In past presentations, I’ve discussed sourcing methods including robots, spiders and URL manipulation, suggesting there are sometimes high risks for recruiters that use these methods. The Courts interpret the CFAA on a case-by-case basis to determine when “accessing a protected computer” is considered “hacking.” The problem is, many lawyers and computer experts say the CFAA is outdated and over-broad in scope. In some cases, prosecutors go after minor uses of the Internet, like downloading lists or sharing information by email.
There is an important case pending in the US Court of Appeals (Third Circuit) regarding the use of automation to manipulate URLs and scrape email addresses that Sourcers need to pay attention to. The highly controversial ruling tells us that under the CFAA, just because a website is publicly accessible and does not require a password, it does not always mean you have permission to access it and use or collect the information you find.

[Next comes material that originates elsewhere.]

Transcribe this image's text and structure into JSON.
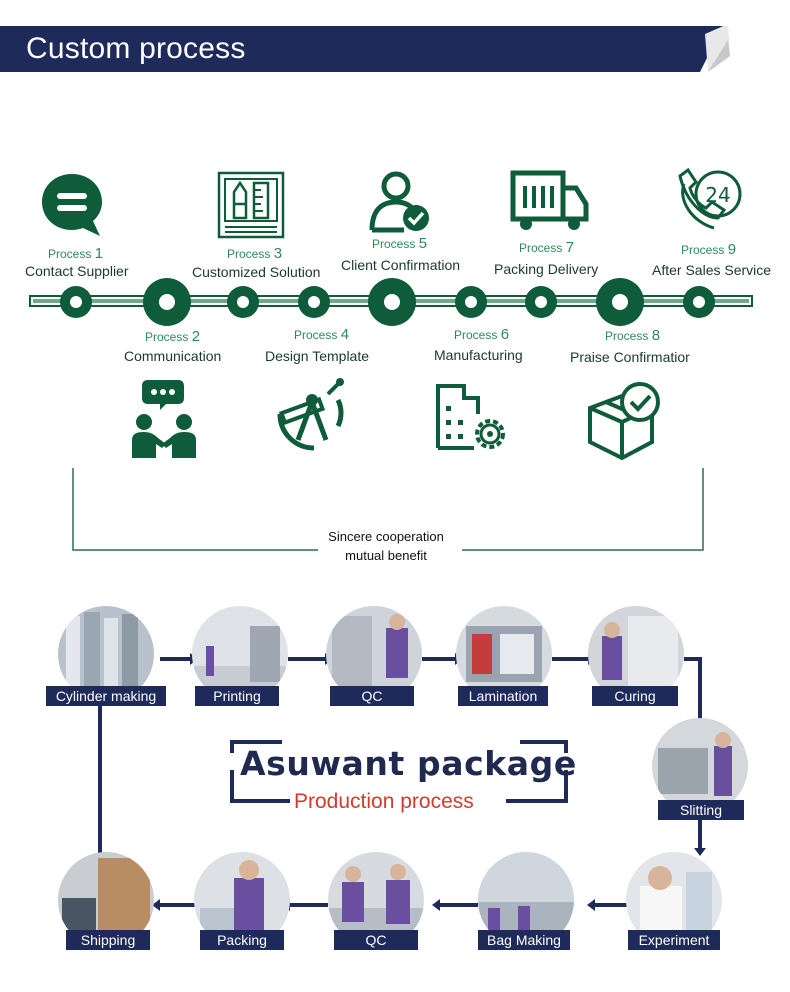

In 2010, Andrew Auernheimer (a.k.a. Weev) found a security flaw in an AT&T server that allowed him to collect 114,000 email addresses belonging to iPad 3G users. Auernheimer and a fellow “hacker” created a tool to manipulate URLs and flood an AT&T website with made-up iPad IDs. When it correctly guessed an ID, the email address of the owner was displayed and the tool scraped the information from the site. Only e-mail addresses were obtained – names/passwords were not collected and no accounts were actually accessed. Auernheimer turned over the scraped information to the gossip site Gawker, which posted some partially redacted addresses, prompting an FBI investigation. He was indicted in January, 2011 and ultimately found guilty of (1)conspiracy to access a computer without authorization under the CFAA; and (2)fraud in connection with personal information. 18 U.S.C. § 1028(a)(7).
On March 19, 2013, he was sentenced to 41 months in prison followed by three years of supervised release. The court ordered him to pay $73,167 in restitution. Although an appeal has been filed, Auernheimer is currently serving out his sentence in federal prison.

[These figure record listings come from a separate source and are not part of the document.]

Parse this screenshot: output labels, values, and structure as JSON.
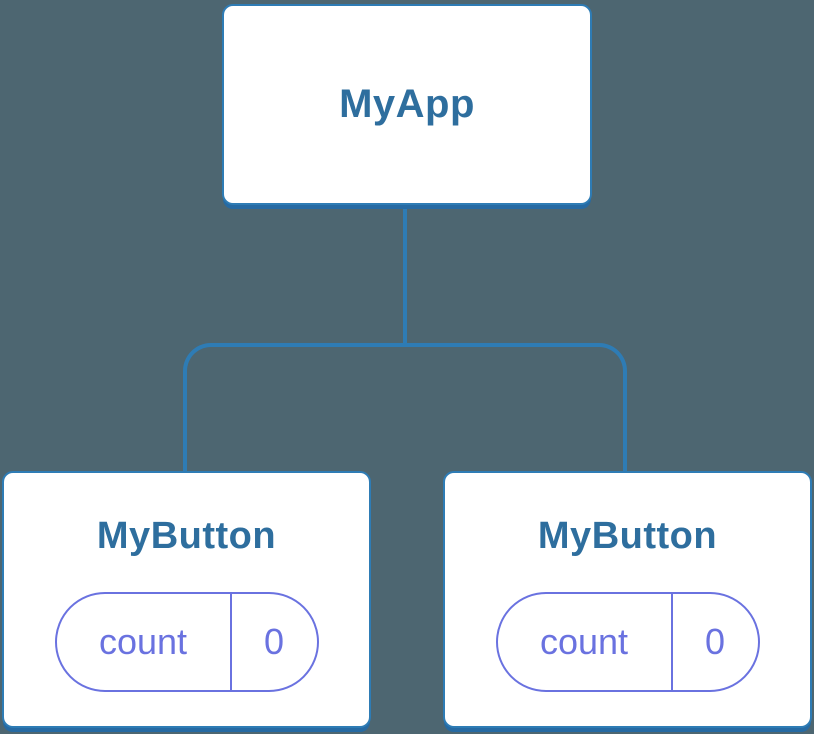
{
  "diagram": {
    "description": "Component tree: MyApp parent with two MyButton children, each holding its own count state",
    "root": {
      "label": "MyApp"
    },
    "children": [
      {
        "label": "MyButton",
        "state": {
          "key": "count",
          "value": "0"
        }
      },
      {
        "label": "MyButton",
        "state": {
          "key": "count",
          "value": "0"
        }
      }
    ]
  },
  "colors": {
    "bg": "#4D6671",
    "node-bg": "#FFFFFF",
    "node-border": "#2E7CB5",
    "node-shadow": "#266AA3",
    "connector": "#2E7CB5",
    "title": "#2E6E9E",
    "state": "#6A72E0"
  }
}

Automation May be the Fatal Flaw
There is one thing that all of the recent cases involving the CFAA have in common: they used some sort of unauthorized tool to exploit a website and pull out information in bulk. Most of them wrote their own script, but there are plenty of Firefox extensions that allow people with very little technical knowledge to do the same things. One tool presented at Sourcecon in Fall 2011 is actually fully capable of doing the same thing the tool created by Auernheimer did when he collected iPad emails – no coding required.
As those of you who have used tools like this know, most of them allow you to set “click speed” or “download rate.” This is because the makers of these tools know that it is highly unlikely that a person typing in a URL to visit one website at a time and glean information is going to be caught by the server they are exploring. Don’t let this fool you – know what your tools are doing, and if it involves a guess and check brute-force attack, exceeds usage limits where they exist, spoofs URLs or in any other way “circumvents a technological barrier” to collect information, you may be subject to criminal prosecution under the CFAA.

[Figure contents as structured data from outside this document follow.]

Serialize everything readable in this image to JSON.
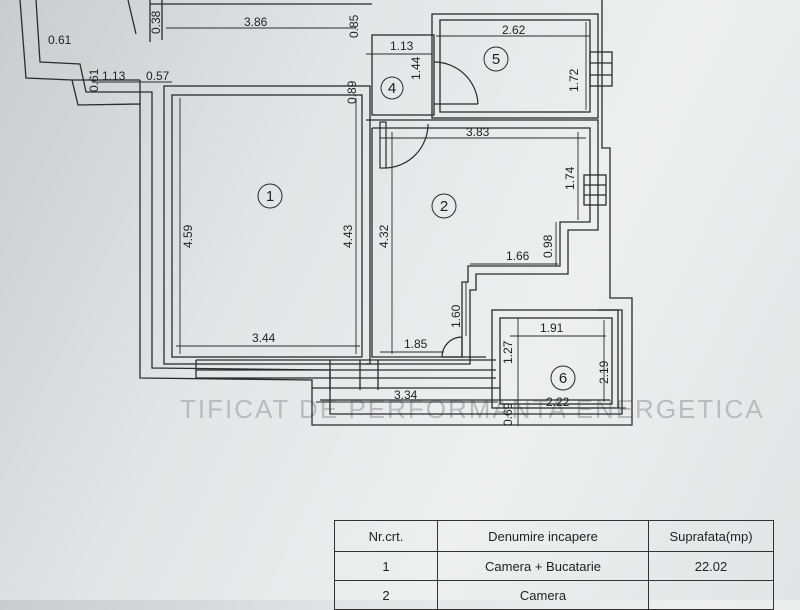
{
  "dimensions": [
    {
      "id": "d-386",
      "text": "3.86"
    },
    {
      "id": "d-038",
      "text": "0.38"
    },
    {
      "id": "d-061a",
      "text": "0.61"
    },
    {
      "id": "d-061b",
      "text": "0.61"
    },
    {
      "id": "d-113a",
      "text": "1.13"
    },
    {
      "id": "d-057",
      "text": "0.57"
    },
    {
      "id": "d-085",
      "text": "0.85"
    },
    {
      "id": "d-113b",
      "text": "1.13"
    },
    {
      "id": "d-262",
      "text": "2.62"
    },
    {
      "id": "d-144",
      "text": "1.44"
    },
    {
      "id": "d-172",
      "text": "1.72"
    },
    {
      "id": "d-089",
      "text": "0.89"
    },
    {
      "id": "d-383",
      "text": "3.83"
    },
    {
      "id": "d-174",
      "text": "1.74"
    },
    {
      "id": "d-459",
      "text": "4.59"
    },
    {
      "id": "d-443",
      "text": "4.43"
    },
    {
      "id": "d-432",
      "text": "4.32"
    },
    {
      "id": "d-098",
      "text": "0.98"
    },
    {
      "id": "d-166",
      "text": "1.66"
    },
    {
      "id": "d-160",
      "text": "1.60"
    },
    {
      "id": "d-191",
      "text": "1.91"
    },
    {
      "id": "d-344",
      "text": "3.44"
    },
    {
      "id": "d-185",
      "text": "1.85"
    },
    {
      "id": "d-127",
      "text": "1.27"
    },
    {
      "id": "d-219",
      "text": "2.19"
    },
    {
      "id": "d-334",
      "text": "3.34"
    },
    {
      "id": "d-222",
      "text": "2.22"
    },
    {
      "id": "d-069",
      "text": "0.69"
    }
  ],
  "rooms": [
    {
      "id": "room-1",
      "label": "1"
    },
    {
      "id": "room-2",
      "label": "2"
    },
    {
      "id": "room-4",
      "label": "4"
    },
    {
      "id": "room-5",
      "label": "5"
    },
    {
      "id": "room-6",
      "label": "6"
    }
  ],
  "watermark": "TIFICAT DE PERFORMANTA ENERGETICA",
  "table": {
    "headers": [
      "Nr.crt.",
      "Denumire incapere",
      "Suprafata(mp)"
    ],
    "rows": [
      [
        "1",
        "Camera + Bucatarie",
        "22.02"
      ],
      [
        "2",
        "Camera",
        ""
      ]
    ]
  }
}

Terms of Service/Use for Job boards and Social Media Sites
For private networks that require an account to access pages, the definition of “hacking” sometimes hinges on the terms and conditions of service. Dice.com, for example does not allow the use of “any robot, spider, site search/retrieval application, or other manual or automatic device or process to retrieve, index, “data mine,” or in any way reproduce or circumvent the navigational structure or presentation of the Site or its contents.” In other words, if are using a method other than the search and navigation methods provided by Dice to navigate the site, Dice considers it “hacking.” Dice.com tracks the username, IP address and all activity during the session. Actions in violation of this Code of Conduct may be cause for civil and/or criminal liability under the CFAA.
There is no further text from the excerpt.